10. Het beroep is ongegrond.
11. Voor een proceskostenveroordeling bestaat geen aanleiding.

Beslissing

De rechtbank verklaart het beroep ongegrond.
Deze uitspraak is gedaan door mr. S.E. van de Merbel, rechter, in aanwezigheid van mr. S.D.C.J. Verheezen, griffier en openbaar gemaakt door middel van geanonimiseerde publicatie op www.rechtspraak.nl.
De uitspraak is bekendgemaakt op:
Bent u het niet eens met deze uitspraak?
Als u het niet eens bent met deze uitspraak, kunt u een brief sturen naar de Afdeling bestuursrechtspraak van de Raad van State waarin u uitlegt waarom u het er niet mee eens bent.
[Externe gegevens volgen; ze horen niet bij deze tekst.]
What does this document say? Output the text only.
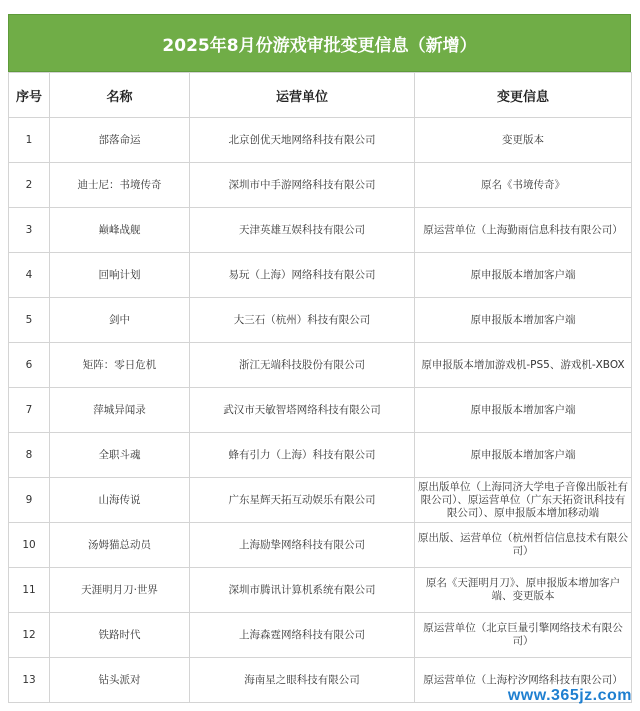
2025年8月份游戏审批变更信息（新增）
序号	名称	运营单位	变更信息
1	部落命运	北京创优天地网络科技有限公司	变更版本
2	迪士尼：书境传奇	深圳市中手游网络科技有限公司	原名《书境传奇》
3	巅峰战舰	天津英雄互娱科技有限公司	原运营单位（上海勤雨信息科技有限公司）
4	回响计划	易玩（上海）网络科技有限公司	原申报版本增加客户端
5	剑中	大三石（杭州）科技有限公司	原申报版本增加客户端
6	矩阵：零日危机	浙江无端科技股份有限公司	原申报版本增加游戏机-PS5、游戏机-XBOX
7	萍城异闻录	武汉市天敏智塔网络科技有限公司	原申报版本增加客户端
8	全职斗魂	蜂有引力（上海）科技有限公司	原申报版本增加客户端
9	山海传说	广东星辉天拓互动娱乐有限公司	原出版单位（上海同济大学电子音像出版社有限公司）、原运营单位（广东天拓资讯科技有限公司）、原申报版本增加移动端
10	汤姆猫总动员	上海励挚网络科技有限公司	原出版、运营单位（杭州哲信信息技术有限公司）
11	天涯明月刀·世界	深圳市腾讯计算机系统有限公司	原名《天涯明月刀》、原申报版本增加客户端、变更版本
12	铁路时代	上海森霆网络科技有限公司	原运营单位（北京巨量引擎网络技术有限公司）
13	钻头派对	海南星之眼科技有限公司	原运营单位（上海柠汐网络科技有限公司）
www.365jz.com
Dit heet een beroepschrift. U moet dit beroepschrift indienen binnen 4 weken na de dag waarop deze uitspraak is verzonden. U ziet deze datum hierboven.

Voetnoten

1.Op grond van artikel 28 van de Vreemdelingenwet (Vw).
2.Richtlijn 2003/86/EG
3.Uitspraak van de Afdeling van 23 november 2021, ECLI:NL:RVS:2021:2618.
4.Uitspraak van de Afdeling van 23 november 2020, ECLI:NL:RVS:2020:2780.